Before you sing, spend five to ten minutes opening up the throat with a focused routine:

  • Jaw and neck release (1 minute). Massage the muscles along your jaw line, behind your ears, and at the base of your skull. Let your jaw hang loose.
  • Yawn-sighs (1–2 minutes). Do five or six gentle yawn-sighs, gliding from a comfortable mid-range pitch downward on “ah.” Focus on the sensation of space in the back of your throat.
  • Tongue release drills (2 minutes). Sing “gah-lah” or “kah-lah” on a five-note scale (do-re-mi-fa-sol-fa-mi-re-do), keeping the jaw still. Move the pattern up by half steps through your comfortable range.
  • Humming into vowels (2 minutes). Hum with your lips together, then open into “ah” on a descending three-note pattern (sol-mi-do). Yawns are excellent for opening the back of the throat, so let the “ah” carry a slight yawn quality. Move the pattern upward by half steps.
  • Straw phonation (1–2 minutes). Sing through a straw on a five-note scale or a simple melody. The back-pressure from the straw keeps the vocal folds balanced and encourages the throat to stay open without effort.

Common Mistakes That Close the Throat

Trying too hard to open the throat is, ironically, one of the fastest ways to add tension. If you’re actively pushing your tongue down, locking your jaw open, or depressing your larynx by force, you’re creating rigidity instead of space. The open throat should feel easy, like the beginning of a yawn or the relaxed moment right after a sigh.

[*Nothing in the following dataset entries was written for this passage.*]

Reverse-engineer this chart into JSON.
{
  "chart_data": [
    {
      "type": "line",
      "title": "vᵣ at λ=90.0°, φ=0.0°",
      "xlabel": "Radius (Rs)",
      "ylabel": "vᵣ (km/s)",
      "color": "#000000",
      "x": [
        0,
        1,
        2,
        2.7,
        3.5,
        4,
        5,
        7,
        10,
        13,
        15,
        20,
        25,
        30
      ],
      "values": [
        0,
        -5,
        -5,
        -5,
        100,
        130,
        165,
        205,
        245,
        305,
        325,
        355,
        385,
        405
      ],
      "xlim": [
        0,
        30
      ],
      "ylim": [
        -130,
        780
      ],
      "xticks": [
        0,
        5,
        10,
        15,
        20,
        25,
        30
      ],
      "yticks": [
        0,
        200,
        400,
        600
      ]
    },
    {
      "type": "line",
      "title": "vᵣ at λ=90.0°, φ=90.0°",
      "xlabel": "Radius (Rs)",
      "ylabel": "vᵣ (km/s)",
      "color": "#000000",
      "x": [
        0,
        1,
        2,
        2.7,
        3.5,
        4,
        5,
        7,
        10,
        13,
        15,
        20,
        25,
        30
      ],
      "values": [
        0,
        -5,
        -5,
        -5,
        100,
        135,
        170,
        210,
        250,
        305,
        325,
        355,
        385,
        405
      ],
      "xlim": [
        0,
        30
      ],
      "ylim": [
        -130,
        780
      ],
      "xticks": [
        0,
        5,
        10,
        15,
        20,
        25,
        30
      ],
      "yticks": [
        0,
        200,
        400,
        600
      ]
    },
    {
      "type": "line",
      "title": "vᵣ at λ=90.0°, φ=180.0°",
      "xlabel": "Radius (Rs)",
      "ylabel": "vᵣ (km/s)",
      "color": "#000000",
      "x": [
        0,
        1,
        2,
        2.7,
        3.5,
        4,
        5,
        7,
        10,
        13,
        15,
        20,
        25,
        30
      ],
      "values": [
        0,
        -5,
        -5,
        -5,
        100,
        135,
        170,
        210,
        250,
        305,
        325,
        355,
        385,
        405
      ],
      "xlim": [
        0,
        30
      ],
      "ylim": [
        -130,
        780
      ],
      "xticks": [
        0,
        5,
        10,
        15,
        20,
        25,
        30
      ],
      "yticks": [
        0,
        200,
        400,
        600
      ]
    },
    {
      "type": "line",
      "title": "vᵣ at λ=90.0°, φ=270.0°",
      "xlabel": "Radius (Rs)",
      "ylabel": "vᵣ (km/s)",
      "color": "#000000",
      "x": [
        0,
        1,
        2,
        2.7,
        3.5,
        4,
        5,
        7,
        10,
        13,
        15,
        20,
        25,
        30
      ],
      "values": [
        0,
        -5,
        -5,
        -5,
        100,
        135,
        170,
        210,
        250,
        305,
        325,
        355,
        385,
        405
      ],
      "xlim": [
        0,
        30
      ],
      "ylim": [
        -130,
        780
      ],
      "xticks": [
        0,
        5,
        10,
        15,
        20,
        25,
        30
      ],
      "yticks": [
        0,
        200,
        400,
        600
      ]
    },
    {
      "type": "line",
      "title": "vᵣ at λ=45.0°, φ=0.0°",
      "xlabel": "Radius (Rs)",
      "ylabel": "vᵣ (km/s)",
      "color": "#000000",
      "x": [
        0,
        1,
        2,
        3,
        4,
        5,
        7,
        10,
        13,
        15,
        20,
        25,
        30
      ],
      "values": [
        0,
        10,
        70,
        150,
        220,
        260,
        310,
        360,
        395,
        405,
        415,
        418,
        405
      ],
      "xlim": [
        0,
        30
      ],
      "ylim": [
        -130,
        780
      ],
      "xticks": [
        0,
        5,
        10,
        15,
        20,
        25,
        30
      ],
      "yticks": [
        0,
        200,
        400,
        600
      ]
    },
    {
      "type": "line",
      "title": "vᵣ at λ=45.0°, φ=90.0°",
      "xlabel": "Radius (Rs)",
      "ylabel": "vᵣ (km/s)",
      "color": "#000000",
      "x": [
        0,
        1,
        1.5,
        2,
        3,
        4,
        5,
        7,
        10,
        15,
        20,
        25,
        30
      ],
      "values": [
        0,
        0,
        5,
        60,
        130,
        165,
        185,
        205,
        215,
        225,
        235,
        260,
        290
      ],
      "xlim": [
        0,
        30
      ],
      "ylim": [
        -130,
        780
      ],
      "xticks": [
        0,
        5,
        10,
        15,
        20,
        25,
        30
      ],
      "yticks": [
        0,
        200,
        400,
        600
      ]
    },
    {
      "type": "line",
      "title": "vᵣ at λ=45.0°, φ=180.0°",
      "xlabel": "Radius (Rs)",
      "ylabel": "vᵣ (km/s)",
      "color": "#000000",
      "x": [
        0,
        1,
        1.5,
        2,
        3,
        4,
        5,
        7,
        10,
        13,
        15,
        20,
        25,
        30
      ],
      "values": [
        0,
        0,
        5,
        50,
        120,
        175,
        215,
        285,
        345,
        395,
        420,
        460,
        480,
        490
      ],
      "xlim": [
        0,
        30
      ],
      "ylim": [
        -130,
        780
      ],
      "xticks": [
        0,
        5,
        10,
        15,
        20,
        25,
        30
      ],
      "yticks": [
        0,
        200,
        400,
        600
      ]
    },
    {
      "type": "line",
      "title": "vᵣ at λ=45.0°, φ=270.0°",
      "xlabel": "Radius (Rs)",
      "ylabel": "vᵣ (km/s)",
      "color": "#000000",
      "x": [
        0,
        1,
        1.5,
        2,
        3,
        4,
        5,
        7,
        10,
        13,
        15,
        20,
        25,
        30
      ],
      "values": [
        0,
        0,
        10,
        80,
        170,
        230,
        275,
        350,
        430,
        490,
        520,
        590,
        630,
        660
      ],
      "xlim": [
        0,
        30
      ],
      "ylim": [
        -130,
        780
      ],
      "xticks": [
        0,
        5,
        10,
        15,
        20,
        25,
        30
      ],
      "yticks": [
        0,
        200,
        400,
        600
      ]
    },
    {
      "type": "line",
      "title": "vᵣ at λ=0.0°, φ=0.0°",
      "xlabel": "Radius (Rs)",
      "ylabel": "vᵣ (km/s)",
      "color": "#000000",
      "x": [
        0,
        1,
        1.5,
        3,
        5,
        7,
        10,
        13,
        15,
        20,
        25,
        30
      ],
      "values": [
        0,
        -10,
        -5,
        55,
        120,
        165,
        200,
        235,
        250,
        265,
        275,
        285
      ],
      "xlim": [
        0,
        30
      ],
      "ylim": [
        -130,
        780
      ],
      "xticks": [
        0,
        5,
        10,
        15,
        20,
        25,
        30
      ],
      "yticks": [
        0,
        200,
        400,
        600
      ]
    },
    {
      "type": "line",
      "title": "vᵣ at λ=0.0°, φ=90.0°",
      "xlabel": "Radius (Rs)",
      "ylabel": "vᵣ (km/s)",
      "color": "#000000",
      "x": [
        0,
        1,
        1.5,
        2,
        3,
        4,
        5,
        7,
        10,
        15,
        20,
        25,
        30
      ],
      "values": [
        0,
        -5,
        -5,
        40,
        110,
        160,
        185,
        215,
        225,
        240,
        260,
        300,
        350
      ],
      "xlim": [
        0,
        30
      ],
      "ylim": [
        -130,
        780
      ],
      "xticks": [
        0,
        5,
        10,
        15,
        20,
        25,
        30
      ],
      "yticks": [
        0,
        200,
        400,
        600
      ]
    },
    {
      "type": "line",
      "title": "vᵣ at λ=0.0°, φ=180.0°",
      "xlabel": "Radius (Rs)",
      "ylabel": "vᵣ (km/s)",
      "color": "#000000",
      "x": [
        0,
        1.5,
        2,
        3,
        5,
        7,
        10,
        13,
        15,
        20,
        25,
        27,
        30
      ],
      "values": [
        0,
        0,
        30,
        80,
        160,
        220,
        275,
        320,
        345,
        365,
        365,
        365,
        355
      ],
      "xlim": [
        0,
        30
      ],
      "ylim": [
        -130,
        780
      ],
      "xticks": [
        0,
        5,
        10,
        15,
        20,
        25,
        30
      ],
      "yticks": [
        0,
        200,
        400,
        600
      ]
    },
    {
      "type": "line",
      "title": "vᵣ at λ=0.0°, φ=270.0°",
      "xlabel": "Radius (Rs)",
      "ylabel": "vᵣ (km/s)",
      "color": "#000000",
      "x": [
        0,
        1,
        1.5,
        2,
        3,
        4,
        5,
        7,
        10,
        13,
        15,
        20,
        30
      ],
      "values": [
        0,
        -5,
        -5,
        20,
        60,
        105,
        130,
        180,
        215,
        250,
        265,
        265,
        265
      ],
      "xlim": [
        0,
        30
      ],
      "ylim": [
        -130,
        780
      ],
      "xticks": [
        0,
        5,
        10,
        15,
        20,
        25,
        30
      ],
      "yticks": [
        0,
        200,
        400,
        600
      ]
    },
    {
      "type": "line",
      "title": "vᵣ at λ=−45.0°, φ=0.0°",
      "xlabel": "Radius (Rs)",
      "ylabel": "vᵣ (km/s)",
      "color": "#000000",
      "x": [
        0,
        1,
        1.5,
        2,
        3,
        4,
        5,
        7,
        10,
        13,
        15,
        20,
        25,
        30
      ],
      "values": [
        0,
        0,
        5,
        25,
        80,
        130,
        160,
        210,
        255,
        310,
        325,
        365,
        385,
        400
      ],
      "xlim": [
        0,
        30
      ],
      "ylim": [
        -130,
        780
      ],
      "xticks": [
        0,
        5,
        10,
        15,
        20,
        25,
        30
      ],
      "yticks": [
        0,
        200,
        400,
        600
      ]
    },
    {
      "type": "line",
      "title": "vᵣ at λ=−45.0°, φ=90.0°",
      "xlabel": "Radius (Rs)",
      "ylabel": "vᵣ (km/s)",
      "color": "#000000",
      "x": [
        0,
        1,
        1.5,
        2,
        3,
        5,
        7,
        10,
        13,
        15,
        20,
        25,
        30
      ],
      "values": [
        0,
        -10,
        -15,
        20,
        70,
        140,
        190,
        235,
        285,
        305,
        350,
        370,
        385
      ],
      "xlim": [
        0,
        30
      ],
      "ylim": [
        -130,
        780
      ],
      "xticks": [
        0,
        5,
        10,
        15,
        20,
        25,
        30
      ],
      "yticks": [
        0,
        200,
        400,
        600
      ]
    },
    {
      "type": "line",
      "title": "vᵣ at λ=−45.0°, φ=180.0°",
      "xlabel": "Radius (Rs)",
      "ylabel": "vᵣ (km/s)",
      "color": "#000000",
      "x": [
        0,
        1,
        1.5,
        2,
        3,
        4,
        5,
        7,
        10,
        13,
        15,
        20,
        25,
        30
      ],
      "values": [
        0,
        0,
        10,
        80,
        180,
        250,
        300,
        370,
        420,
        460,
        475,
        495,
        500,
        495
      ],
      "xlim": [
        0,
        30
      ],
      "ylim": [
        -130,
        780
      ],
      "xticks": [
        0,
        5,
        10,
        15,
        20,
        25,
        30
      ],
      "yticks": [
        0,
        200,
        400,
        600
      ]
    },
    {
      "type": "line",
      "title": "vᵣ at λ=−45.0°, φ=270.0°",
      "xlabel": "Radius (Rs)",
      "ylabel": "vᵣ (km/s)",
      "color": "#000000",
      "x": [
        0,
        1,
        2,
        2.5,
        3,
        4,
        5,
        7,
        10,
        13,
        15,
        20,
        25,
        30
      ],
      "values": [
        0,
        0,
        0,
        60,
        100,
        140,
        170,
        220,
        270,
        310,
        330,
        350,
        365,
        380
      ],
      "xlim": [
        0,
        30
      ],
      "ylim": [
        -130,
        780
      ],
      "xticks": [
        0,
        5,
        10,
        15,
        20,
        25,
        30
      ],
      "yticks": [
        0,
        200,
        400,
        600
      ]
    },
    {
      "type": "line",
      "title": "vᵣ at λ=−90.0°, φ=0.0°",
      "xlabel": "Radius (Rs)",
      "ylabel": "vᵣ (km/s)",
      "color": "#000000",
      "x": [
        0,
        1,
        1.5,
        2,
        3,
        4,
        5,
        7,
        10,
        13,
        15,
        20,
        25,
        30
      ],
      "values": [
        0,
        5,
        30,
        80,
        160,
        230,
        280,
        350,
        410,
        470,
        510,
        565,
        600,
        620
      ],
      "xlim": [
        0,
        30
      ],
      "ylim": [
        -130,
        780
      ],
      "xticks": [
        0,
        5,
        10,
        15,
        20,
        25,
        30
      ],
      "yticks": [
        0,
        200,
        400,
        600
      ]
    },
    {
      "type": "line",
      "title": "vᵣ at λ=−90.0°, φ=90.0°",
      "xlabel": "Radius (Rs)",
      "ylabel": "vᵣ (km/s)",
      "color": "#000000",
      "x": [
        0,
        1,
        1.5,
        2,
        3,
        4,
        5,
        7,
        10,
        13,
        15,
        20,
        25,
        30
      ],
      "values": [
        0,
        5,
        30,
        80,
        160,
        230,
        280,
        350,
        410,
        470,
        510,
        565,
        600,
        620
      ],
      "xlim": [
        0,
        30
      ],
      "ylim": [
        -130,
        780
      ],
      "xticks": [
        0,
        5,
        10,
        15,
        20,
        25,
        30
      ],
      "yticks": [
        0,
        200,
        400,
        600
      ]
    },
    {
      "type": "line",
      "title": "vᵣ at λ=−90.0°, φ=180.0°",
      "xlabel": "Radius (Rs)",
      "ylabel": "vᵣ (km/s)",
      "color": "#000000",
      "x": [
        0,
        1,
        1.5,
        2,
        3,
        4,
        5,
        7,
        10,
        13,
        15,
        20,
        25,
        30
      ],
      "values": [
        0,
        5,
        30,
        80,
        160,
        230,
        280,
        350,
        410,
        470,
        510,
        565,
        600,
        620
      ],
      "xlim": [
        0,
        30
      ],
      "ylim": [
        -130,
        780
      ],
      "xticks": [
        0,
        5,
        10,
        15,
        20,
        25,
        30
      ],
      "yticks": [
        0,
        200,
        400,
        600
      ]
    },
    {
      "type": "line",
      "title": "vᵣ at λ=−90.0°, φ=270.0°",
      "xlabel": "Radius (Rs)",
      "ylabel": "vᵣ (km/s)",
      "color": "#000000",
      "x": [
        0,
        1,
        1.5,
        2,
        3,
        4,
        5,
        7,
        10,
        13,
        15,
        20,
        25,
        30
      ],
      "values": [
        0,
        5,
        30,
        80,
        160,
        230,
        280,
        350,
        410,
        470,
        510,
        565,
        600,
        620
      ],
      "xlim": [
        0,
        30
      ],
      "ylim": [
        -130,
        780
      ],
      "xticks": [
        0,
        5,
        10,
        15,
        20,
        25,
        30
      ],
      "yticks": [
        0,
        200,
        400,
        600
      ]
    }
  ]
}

Singing for extended periods without breaks is another way the throat closes down over time. Vocal fatigue makes the muscles around the larynx tighten progressively, so what started as an open throat at the beginning of a practice session becomes constricted 45 minutes later. Take short breaks every 20 to 30 minutes, especially when you’re first building these habits.

Watch for warning signs that your technique is off: a voice that sounds hoarse or rough after singing, throat soreness, frequent throat clearing, or feeling like you need extra effort to produce sound. These indicate that something in your approach is creating strain rather than releasing it. Backing off and returning to gentler exercises like the yawn-sigh or straw phonation usually resets the throat into a more open position.